Taken together, Mr Finn’s presentation is complex and complicated by overlapping factors.  Although he does not appear to currently meet the criteria for an acute mental illness, he does present with some symptoms which may indicate the presence of a psychotic process.  It is possible that these symptoms are accounted by the significant disturbance of personality, functioning, cognitive deficits or may indicate an underlying mental illness.  In addition, Mr Finn demonstrates a dependence on and an ongoing motivation to use drugs with little interest shown in interventions that could address his substance use issues.  … [I]t would appear that given Mr Finn’s current clinical picture, he presents with at least moderate to high risk of future violence and substance misuse if no further intervention is provided.

  1. The applicant is now separated from a woman with whom he had a longstanding relationship.  Four children were born of the relationship.  They continued to support their father.

  1. The judge who sentenced the applicant said that he saw little prospect of the applicant’s rehabilitation.  The conclusion would appear to have been based upon the absence of remorse and the applicant’s numerous prior convictions.

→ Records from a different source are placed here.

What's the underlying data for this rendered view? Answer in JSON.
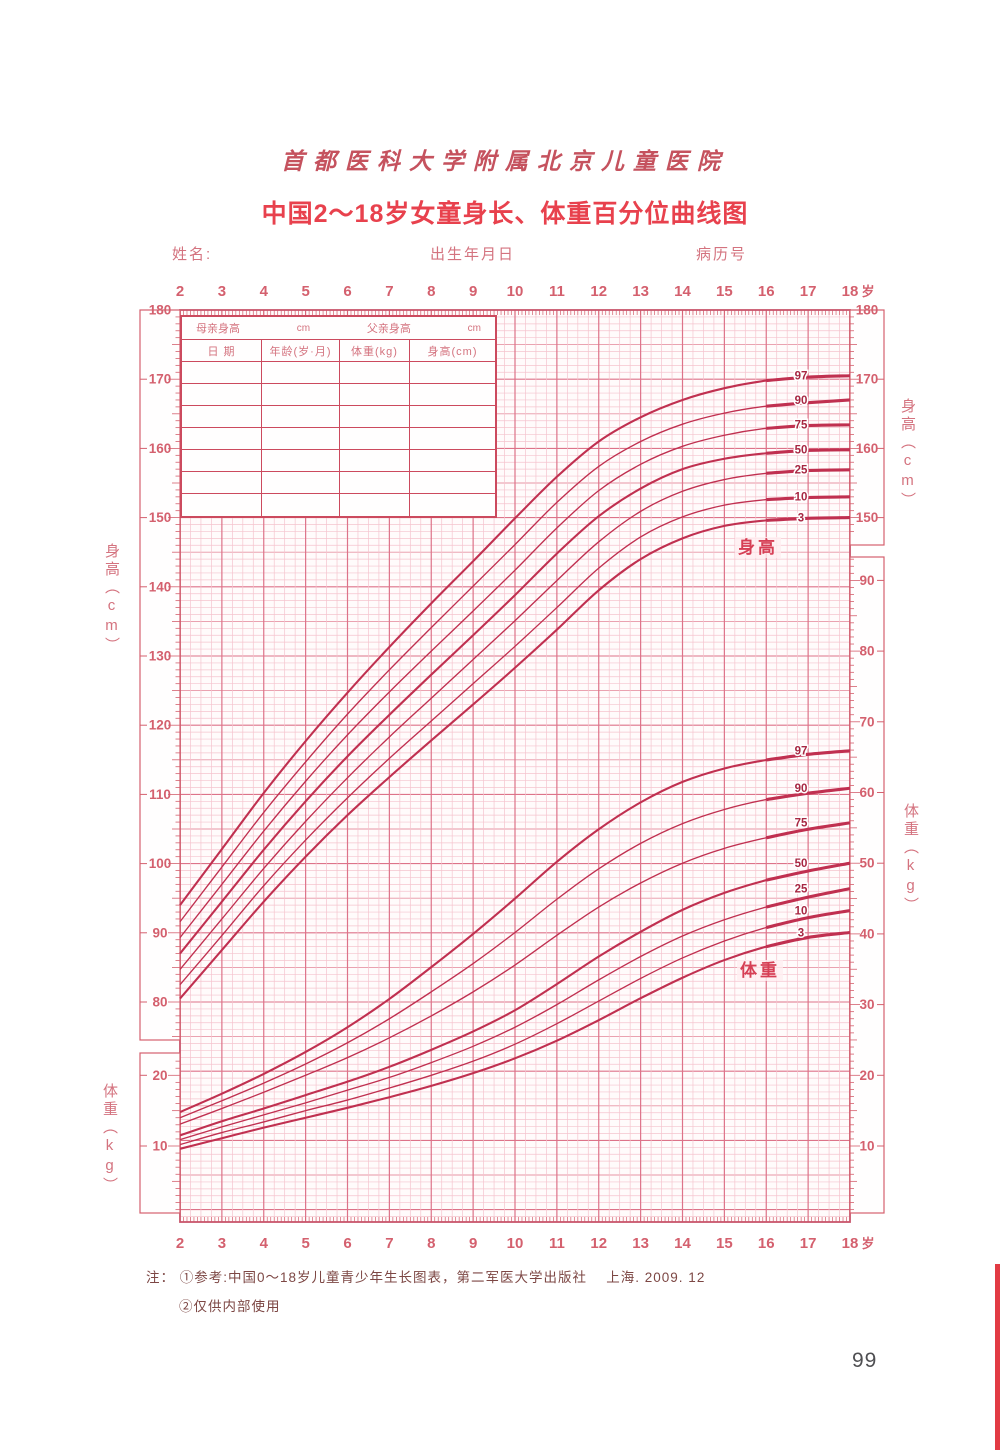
{
  "header": {
    "hospital": "首都医科大学附属北京儿童医院",
    "title": "中国2～18岁女童身长、体重百分位曲线图"
  },
  "fields": {
    "name": "姓名:",
    "birth": "出生年月日",
    "record": "病历号"
  },
  "info_table": {
    "mother_label": "母亲身高",
    "mother_unit": "cm",
    "father_label": "父亲身高",
    "father_unit": "cm",
    "columns": [
      "日  期",
      "年龄(岁·月)",
      "体重(kg)",
      "身高(cm)"
    ],
    "empty_rows": 7
  },
  "chart_data": {
    "type": "line",
    "title": "中国2～18岁女童身长、体重百分位曲线图",
    "x_axis": {
      "unit": "岁",
      "ticks": [
        2,
        3,
        4,
        5,
        6,
        7,
        8,
        9,
        10,
        11,
        12,
        13,
        14,
        15,
        16,
        17,
        18
      ],
      "range": [
        2,
        18
      ]
    },
    "left_height_axis": {
      "label": "身高（cm）",
      "ticks": [
        180,
        170,
        160,
        150,
        140,
        130,
        120,
        110,
        100,
        90,
        80
      ]
    },
    "left_weight_axis": {
      "label": "体重（kg）",
      "ticks": [
        20,
        10
      ]
    },
    "right_height_axis": {
      "label": "身高（cm）",
      "ticks": [
        180,
        170,
        160,
        150
      ]
    },
    "right_weight_axis": {
      "label": "体重（kg）",
      "ticks": [
        90,
        80,
        70,
        60,
        50,
        40,
        30,
        20,
        10
      ]
    },
    "ages": [
      2,
      3,
      4,
      5,
      6,
      7,
      8,
      9,
      10,
      11,
      12,
      13,
      14,
      15,
      16,
      17,
      18
    ],
    "height_series": [
      {
        "percentile": "97",
        "values": [
          94.0,
          102.1,
          110.2,
          117.7,
          124.7,
          131.3,
          137.6,
          143.7,
          149.9,
          155.9,
          161.0,
          164.5,
          167.0,
          168.7,
          169.8,
          170.3,
          170.5
        ]
      },
      {
        "percentile": "90",
        "values": [
          91.6,
          99.5,
          107.4,
          114.7,
          121.6,
          128.0,
          134.1,
          140.1,
          146.1,
          152.2,
          157.4,
          161.0,
          163.5,
          165.1,
          166.1,
          166.6,
          167.0
        ]
      },
      {
        "percentile": "75",
        "values": [
          89.3,
          97.0,
          104.7,
          111.9,
          118.6,
          124.8,
          130.7,
          136.5,
          142.4,
          148.5,
          153.9,
          157.7,
          160.3,
          161.9,
          162.9,
          163.3,
          163.4
        ]
      },
      {
        "percentile": "50",
        "values": [
          87.0,
          94.5,
          102.0,
          109.0,
          115.5,
          121.5,
          127.3,
          133.0,
          138.8,
          144.8,
          150.2,
          154.2,
          157.0,
          158.5,
          159.3,
          159.7,
          159.8
        ]
      },
      {
        "percentile": "25",
        "values": [
          84.7,
          92.0,
          99.3,
          106.1,
          112.4,
          118.3,
          123.9,
          129.5,
          135.1,
          140.9,
          146.5,
          150.9,
          153.8,
          155.5,
          156.4,
          156.8,
          156.9
        ]
      },
      {
        "percentile": "10",
        "values": [
          82.5,
          89.6,
          96.8,
          103.4,
          109.5,
          115.2,
          120.6,
          126.0,
          131.4,
          137.0,
          142.7,
          147.2,
          150.1,
          151.8,
          152.6,
          152.9,
          153.0
        ]
      },
      {
        "percentile": "3",
        "values": [
          80.5,
          87.5,
          94.5,
          101.0,
          107.0,
          112.5,
          117.8,
          123.0,
          128.3,
          133.8,
          139.5,
          144.0,
          147.0,
          148.8,
          149.6,
          149.9,
          150.0
        ]
      }
    ],
    "weight_series": [
      {
        "percentile": "97",
        "values": [
          14.8,
          17.4,
          20.2,
          23.3,
          26.8,
          30.8,
          35.3,
          40.0,
          45.0,
          50.2,
          54.8,
          58.6,
          61.5,
          63.4,
          64.6,
          65.4,
          65.9
        ]
      },
      {
        "percentile": "90",
        "values": [
          14.0,
          16.4,
          18.9,
          21.6,
          24.6,
          28.0,
          31.8,
          35.8,
          40.2,
          44.9,
          49.2,
          52.8,
          55.6,
          57.6,
          59.0,
          59.9,
          60.6
        ]
      },
      {
        "percentile": "75",
        "values": [
          13.1,
          15.3,
          17.6,
          20.0,
          22.5,
          25.3,
          28.4,
          31.8,
          35.6,
          39.8,
          43.8,
          47.2,
          50.0,
          52.1,
          53.6,
          54.8,
          55.7
        ]
      },
      {
        "percentile": "50",
        "values": [
          11.5,
          13.5,
          15.3,
          17.2,
          19.1,
          21.2,
          23.6,
          26.2,
          29.2,
          32.9,
          36.8,
          40.3,
          43.4,
          45.8,
          47.6,
          48.9,
          50.0
        ]
      },
      {
        "percentile": "25",
        "values": [
          10.9,
          12.7,
          14.4,
          16.1,
          17.9,
          19.7,
          21.8,
          24.1,
          26.8,
          30.0,
          33.5,
          36.8,
          39.7,
          42.0,
          43.8,
          45.2,
          46.4
        ]
      },
      {
        "percentile": "10",
        "values": [
          10.2,
          11.9,
          13.4,
          15.0,
          16.5,
          18.2,
          20.0,
          22.0,
          24.4,
          27.3,
          30.5,
          33.7,
          36.6,
          39.0,
          40.9,
          42.3,
          43.3
        ]
      },
      {
        "percentile": "3",
        "values": [
          9.6,
          11.1,
          12.6,
          14.0,
          15.4,
          16.9,
          18.5,
          20.3,
          22.4,
          24.9,
          27.8,
          30.9,
          33.8,
          36.3,
          38.2,
          39.5,
          40.2
        ]
      }
    ],
    "annotations": {
      "height": "身高",
      "weight": "体重"
    },
    "grid": "on",
    "legend_position": "inline-right"
  },
  "footnote": {
    "line1": "注： ①参考:中国0～18岁儿童青少年生长图表，第二军医大学出版社　 上海. 2009. 12",
    "line2": "②仅供内部使用"
  },
  "page_number": "99",
  "colors": {
    "accent": "#d4606e",
    "curve": "#c03050",
    "grid_minor": "#f5c4ce",
    "grid_mid": "#e795a5",
    "grid_major": "#dd7389",
    "border": "#c9556c",
    "title_red": "#e8414d",
    "hospital_red": "#c5525e",
    "edge_mark": "#e23b44"
  }
}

  1. Counsel for the applicant relied upon mitigating factors of some significance: the pleas of guilty to one count of theft and one count of criminal damage; the applicant’s difficulties in the early part of his life; the applicant’s addition to drugs; and the delay in bringing the charges to trial.  On the other hand, the offences were serious, the applicant’s criminal record displayed scant regard for the law and his prospects of rehabilitation were poor.

  1. I would re-sentence the applicant to be imprisoned for a term of 12 months on count 4, for a term of eight months on count 5 and for a term of ten months on count 6.  I would cumulate three months of each of the sentences imposed on counts 5 and 6 on each other and on the sentence imposed on count 4.  The total effective sentence is 18 months’ imprisonment.  I would fix a period of 12 months’ imprisonment before the applicant is to be eligible for parole.

  1. But for the plea of guilty to the counts of theft of electricity and criminal damage, I would have sentenced the applicant to be imprisoned for a term of 15 months on the count of theft and for a term of 18 months on the count of criminal damage.